返回上一页在多页站点上查看的页面

Question

Please forgive me if I'm over complicating this.

My goal: build an online course which allows the user to return to where they last stopped on a multi-page html/php site.

I purchased the aMember script, it's a php script that protects folders and files and allows membership levels. It does not come with any pre-made course pages or such, just a server side protection. It allows registration of user accounts and gives them access to specific folders and pages.

==== What I want to do is to build a sequential html5 course, with smaller chunks of info in each for easier learning. Building a menu to jump around is not ideal for this type of course. So I would want a button that takes a logged in user back to the page where they visited last time and to include it in the DB so that they can log in from anywhere and not count on cookies.

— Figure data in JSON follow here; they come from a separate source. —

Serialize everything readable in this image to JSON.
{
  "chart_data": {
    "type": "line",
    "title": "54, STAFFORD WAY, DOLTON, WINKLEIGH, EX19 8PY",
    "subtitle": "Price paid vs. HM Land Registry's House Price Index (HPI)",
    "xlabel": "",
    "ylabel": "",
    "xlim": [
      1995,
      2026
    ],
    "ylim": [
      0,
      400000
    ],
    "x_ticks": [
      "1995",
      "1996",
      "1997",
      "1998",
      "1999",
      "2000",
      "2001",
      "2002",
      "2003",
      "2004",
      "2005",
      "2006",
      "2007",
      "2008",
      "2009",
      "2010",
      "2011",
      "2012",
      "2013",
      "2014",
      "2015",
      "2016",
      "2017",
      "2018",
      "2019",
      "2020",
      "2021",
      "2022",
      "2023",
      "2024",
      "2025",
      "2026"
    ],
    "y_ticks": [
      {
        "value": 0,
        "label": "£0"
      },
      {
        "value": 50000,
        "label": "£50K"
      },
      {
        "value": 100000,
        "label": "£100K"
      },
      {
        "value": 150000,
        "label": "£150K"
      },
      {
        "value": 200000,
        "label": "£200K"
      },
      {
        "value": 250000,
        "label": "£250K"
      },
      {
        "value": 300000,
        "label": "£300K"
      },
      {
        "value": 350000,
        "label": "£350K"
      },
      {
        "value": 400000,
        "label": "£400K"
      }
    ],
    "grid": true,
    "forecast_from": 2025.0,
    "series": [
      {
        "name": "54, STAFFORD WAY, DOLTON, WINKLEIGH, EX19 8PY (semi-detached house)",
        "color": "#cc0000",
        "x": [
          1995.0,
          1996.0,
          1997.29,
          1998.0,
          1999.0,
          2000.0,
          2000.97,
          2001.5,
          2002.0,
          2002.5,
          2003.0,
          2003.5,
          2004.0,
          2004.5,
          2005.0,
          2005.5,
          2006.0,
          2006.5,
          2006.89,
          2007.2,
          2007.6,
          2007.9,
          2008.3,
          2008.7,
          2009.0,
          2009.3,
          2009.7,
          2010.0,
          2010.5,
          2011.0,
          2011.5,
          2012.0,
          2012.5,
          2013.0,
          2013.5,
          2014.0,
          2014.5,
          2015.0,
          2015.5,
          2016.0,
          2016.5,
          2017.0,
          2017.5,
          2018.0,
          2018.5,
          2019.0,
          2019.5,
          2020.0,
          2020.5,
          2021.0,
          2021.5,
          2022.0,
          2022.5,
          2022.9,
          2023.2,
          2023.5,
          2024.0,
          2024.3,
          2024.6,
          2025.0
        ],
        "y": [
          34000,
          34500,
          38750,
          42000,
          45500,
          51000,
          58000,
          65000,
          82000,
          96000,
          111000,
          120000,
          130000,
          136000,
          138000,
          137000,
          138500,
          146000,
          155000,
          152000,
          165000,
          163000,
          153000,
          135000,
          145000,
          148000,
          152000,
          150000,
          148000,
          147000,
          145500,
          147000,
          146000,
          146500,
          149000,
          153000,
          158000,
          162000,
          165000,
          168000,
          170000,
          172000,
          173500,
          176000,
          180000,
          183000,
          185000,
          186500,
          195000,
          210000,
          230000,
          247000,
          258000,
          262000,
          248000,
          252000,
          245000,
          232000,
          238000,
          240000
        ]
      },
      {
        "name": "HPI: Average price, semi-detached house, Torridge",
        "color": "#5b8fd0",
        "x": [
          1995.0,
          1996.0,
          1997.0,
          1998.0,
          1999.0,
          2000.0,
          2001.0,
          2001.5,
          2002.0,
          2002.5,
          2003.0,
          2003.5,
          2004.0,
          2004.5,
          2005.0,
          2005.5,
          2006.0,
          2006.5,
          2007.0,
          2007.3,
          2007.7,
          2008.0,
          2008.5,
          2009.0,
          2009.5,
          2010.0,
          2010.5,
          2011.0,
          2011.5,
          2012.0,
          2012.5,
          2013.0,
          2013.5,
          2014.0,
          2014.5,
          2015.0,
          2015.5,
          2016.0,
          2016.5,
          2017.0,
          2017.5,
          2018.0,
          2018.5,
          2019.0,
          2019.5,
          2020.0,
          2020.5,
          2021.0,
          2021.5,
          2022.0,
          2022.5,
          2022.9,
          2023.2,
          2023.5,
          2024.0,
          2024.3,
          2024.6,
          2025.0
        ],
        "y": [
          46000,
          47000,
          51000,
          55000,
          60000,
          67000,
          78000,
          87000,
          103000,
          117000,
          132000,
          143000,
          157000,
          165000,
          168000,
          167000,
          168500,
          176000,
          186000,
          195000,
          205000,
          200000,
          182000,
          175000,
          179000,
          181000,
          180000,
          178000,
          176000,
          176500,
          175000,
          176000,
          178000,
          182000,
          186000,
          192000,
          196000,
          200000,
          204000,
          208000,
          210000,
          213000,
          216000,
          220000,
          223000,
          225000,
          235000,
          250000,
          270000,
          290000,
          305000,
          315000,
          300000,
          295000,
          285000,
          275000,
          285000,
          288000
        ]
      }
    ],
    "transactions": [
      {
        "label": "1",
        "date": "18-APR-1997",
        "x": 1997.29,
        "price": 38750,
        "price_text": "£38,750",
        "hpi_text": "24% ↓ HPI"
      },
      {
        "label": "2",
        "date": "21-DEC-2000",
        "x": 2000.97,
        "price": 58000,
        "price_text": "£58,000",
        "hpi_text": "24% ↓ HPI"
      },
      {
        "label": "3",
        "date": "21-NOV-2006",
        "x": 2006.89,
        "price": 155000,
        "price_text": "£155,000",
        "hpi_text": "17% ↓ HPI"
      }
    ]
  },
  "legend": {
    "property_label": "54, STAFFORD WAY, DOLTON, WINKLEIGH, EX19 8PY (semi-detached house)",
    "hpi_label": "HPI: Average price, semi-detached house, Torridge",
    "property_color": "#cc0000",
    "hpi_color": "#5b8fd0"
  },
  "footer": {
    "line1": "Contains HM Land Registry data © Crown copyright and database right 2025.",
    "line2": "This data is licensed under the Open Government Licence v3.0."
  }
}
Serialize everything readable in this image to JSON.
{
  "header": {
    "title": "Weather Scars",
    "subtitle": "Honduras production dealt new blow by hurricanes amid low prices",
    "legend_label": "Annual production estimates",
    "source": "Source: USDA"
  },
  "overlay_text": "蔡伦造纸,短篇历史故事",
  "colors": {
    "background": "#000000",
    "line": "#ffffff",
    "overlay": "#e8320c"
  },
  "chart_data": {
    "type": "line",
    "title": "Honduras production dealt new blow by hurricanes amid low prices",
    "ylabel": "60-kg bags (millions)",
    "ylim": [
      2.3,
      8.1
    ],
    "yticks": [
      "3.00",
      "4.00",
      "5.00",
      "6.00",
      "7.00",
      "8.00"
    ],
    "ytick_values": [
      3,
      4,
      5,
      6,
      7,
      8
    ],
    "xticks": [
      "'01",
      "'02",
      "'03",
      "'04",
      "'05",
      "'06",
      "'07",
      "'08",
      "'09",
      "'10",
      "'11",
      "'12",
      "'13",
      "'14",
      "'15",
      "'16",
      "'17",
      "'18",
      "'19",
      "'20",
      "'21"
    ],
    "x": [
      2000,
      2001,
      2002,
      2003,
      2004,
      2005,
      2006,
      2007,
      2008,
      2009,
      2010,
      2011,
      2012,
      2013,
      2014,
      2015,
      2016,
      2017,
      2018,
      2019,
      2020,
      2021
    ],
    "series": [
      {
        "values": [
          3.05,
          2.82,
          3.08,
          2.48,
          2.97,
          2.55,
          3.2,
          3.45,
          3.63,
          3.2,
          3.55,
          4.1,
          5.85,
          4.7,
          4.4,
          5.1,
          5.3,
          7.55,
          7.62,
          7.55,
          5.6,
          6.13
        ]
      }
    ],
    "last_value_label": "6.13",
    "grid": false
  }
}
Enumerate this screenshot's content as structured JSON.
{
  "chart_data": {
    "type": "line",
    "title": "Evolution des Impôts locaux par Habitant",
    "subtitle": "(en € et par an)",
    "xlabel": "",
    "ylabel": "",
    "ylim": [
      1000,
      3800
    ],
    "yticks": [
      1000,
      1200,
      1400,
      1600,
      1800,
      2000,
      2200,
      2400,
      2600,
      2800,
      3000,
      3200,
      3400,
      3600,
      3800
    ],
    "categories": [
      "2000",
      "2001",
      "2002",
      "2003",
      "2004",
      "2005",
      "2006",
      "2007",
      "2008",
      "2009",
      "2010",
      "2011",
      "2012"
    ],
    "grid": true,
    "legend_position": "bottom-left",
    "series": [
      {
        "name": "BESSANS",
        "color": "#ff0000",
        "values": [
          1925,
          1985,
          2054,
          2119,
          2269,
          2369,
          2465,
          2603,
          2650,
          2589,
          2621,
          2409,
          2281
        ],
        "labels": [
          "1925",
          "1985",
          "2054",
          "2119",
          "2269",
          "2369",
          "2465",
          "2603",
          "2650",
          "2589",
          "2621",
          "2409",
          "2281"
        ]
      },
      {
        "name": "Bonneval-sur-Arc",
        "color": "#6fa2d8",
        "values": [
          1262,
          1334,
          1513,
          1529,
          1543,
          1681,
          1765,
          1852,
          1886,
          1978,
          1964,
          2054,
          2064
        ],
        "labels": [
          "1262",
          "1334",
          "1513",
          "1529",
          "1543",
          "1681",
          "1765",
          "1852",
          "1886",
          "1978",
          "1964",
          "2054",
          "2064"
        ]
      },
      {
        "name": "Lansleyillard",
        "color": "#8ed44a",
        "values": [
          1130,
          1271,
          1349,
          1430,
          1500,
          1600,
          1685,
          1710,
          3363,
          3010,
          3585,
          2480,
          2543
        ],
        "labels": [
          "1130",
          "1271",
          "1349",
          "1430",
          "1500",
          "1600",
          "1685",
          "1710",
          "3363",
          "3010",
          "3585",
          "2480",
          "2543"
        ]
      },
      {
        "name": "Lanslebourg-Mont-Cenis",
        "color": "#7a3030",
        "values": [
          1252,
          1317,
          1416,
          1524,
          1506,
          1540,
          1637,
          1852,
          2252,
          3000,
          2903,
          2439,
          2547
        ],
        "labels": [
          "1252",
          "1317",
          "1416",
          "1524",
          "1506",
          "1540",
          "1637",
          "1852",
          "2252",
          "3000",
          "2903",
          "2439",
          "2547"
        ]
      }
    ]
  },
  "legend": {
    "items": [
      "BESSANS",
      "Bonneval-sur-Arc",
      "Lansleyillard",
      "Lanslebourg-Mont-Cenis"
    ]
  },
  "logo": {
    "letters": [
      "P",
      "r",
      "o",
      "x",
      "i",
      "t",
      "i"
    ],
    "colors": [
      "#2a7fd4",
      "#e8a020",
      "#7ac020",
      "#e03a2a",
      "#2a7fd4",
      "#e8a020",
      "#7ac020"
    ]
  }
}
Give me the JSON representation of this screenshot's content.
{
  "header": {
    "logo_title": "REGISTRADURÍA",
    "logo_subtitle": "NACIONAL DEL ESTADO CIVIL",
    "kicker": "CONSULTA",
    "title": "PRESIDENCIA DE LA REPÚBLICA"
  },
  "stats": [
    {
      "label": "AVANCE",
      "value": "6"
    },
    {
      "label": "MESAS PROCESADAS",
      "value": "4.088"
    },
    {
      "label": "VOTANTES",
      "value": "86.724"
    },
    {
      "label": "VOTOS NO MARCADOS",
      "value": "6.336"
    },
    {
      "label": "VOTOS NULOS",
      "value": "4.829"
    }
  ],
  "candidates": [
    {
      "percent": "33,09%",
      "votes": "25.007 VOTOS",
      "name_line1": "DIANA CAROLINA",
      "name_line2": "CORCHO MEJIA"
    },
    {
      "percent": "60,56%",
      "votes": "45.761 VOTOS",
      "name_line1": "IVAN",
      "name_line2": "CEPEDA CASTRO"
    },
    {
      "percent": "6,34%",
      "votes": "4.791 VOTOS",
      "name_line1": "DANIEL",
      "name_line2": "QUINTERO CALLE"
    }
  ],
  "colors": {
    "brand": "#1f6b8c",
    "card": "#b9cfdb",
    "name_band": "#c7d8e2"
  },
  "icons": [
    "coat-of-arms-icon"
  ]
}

I am not a programmer so it's hard for me to explain in shorter terms, I hope you can understand and direct me to the right resources. Thanks!

Answer 1

Create a script that's included in every page of your site which will send info about user id,last visited page,time etc to database and your login script will redirect user accordingly from the information in your DB. Should not be that hard, if you need any code examples then ask.

You should store maybe user id in a session in login script. For example the script for saving should be something like this:

if(isset($_SESSION['u_id'])){
  $db_handler=mysqli_connect(DB_HOST, DB_USER, DB_PASS, DB_NAME) or die 
  ('ERROR: Could not connect.');
  $u_id = $_SESSION['u_id'];
  $ref = $_SERVER['HTTP_REFERER'];
  $query= "INSERT INTO user_activity(u_id,page) VALUES ($u_id, $ref);";
  $res = mysqli_query($db_handler,$query);
  if(!$res) {
    die("ERROR: " . mysqli_error($db_handler));
  }
}

And in your login script you should have something like this:

if(isset($_POST['user'])){
  $db_handler=mysqli_connect(DB_HOST, DB_USER, DB_PASS, DB_NAME) or die 
  ('ERROR: Could not connect.');
  $u_id = $_POST['user'];
  $query= "SELECT t.id,u.u_id,u.page from users t JOIN users_activity u ON t.id=u.u_id WHERE u.u_id=$u_id;";
  $res = mysqli_query($db_handler,$query);
  if(!$res) {
    die("ERROR: " . mysqli_error($db_handler));
  }
}    

Should give you some idea, got busy at work so can't do better right now.